The £10 data pack provides customers with 2GB of data and unlimited texts every 30 days, in comparison to the standard 18-months Sim Only plan, available on the EE website, which starts at £20 a month for unlimited minutes and texts.

These new data packages concentrate on the way those hard of hearing prefer to communicate: via text, email and messaging. Edward Goff, marketing director, mobile at EE said: “Our collaboration with Action on Hearing Loss helps us to provide a great experience for our customers.”

Device features available alongside the EE data packs

It’s no doubt hearing loss can make phone calls extremely difficult, but AoHL has a range of smartphones offered alongside EE data packs designed specifically with this in mind, their devices have amplification, hearing aid compatibility and a strong vibration.

AoHL even have ‘easy to use’ models designed for the older generation, so there is no need to rely on the help of the grandkids to send a text or stop the camera spontaneously taking unflattering ‘selfies’.

James Rowe, technology and enterprise executive director at Action on Hearing Loss said it was encouraging to see a company like EE taking steps to “make sure their customers living with deafness are able to access phone packages better suited to their needs.”

Is this the future of mobile network price plans?

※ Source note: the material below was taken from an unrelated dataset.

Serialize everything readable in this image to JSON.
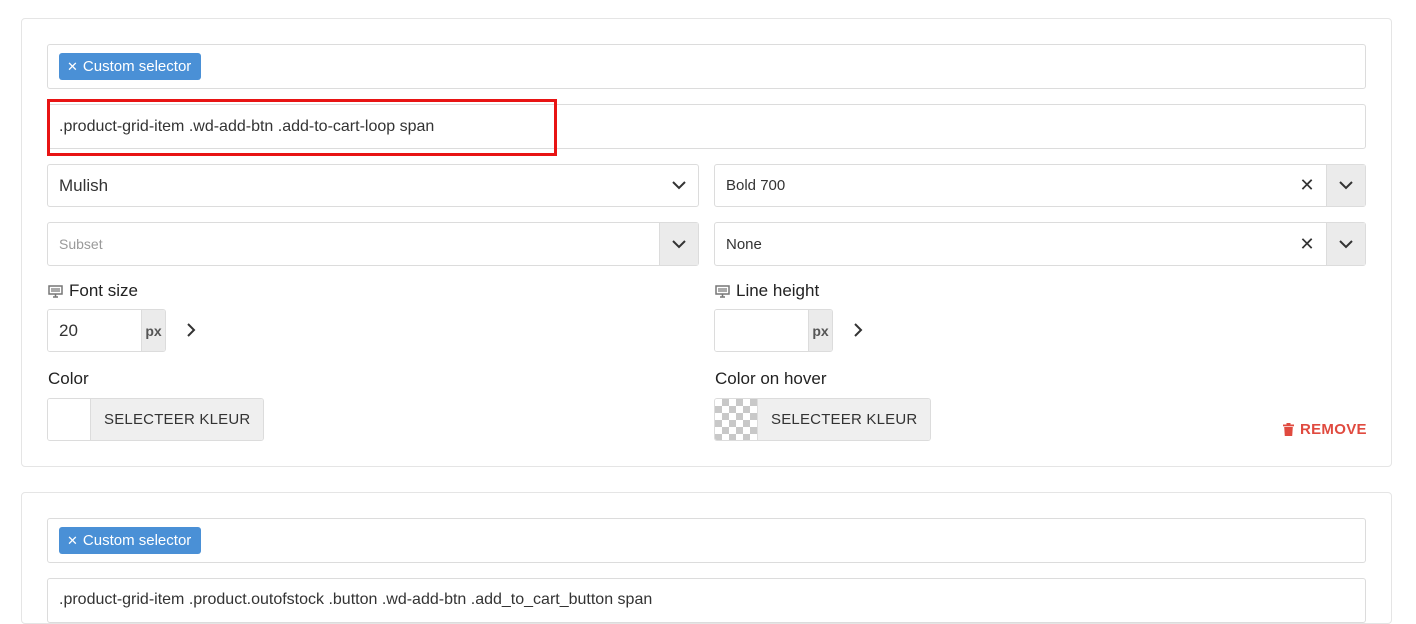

It seems the collaboration between EE and AoHL over the past few months is very important one as, according to, more people than ever before are dependent on the smartphones in their pockets.

Networks and tech companies have been forced to think about every type of customer, even Three and Virgin Media have rolled out sign language services, so with more diverse plans everyone’s needs or disability can be catered for.

Other ways EE help customers hard of hearing

It doesn’t just stop with the phone and the bill: EE strives to be the UK’s best, most personal and local customer service, so the call center staff have undergone specialist training, enabling them to support customers with a wide range of disabilities, not just hearing loss.

It’s not the first time EE has been ahead of the game; they were the first to launch Enhanced High Definition Voice, a sound improvement technology during phone calls.

So with companies like EE tailoring services for customers with disabilities, we are closer to waving goodbye to a world where mobile phones, plans and services are only geared towards the younger generation and those living without disabilities.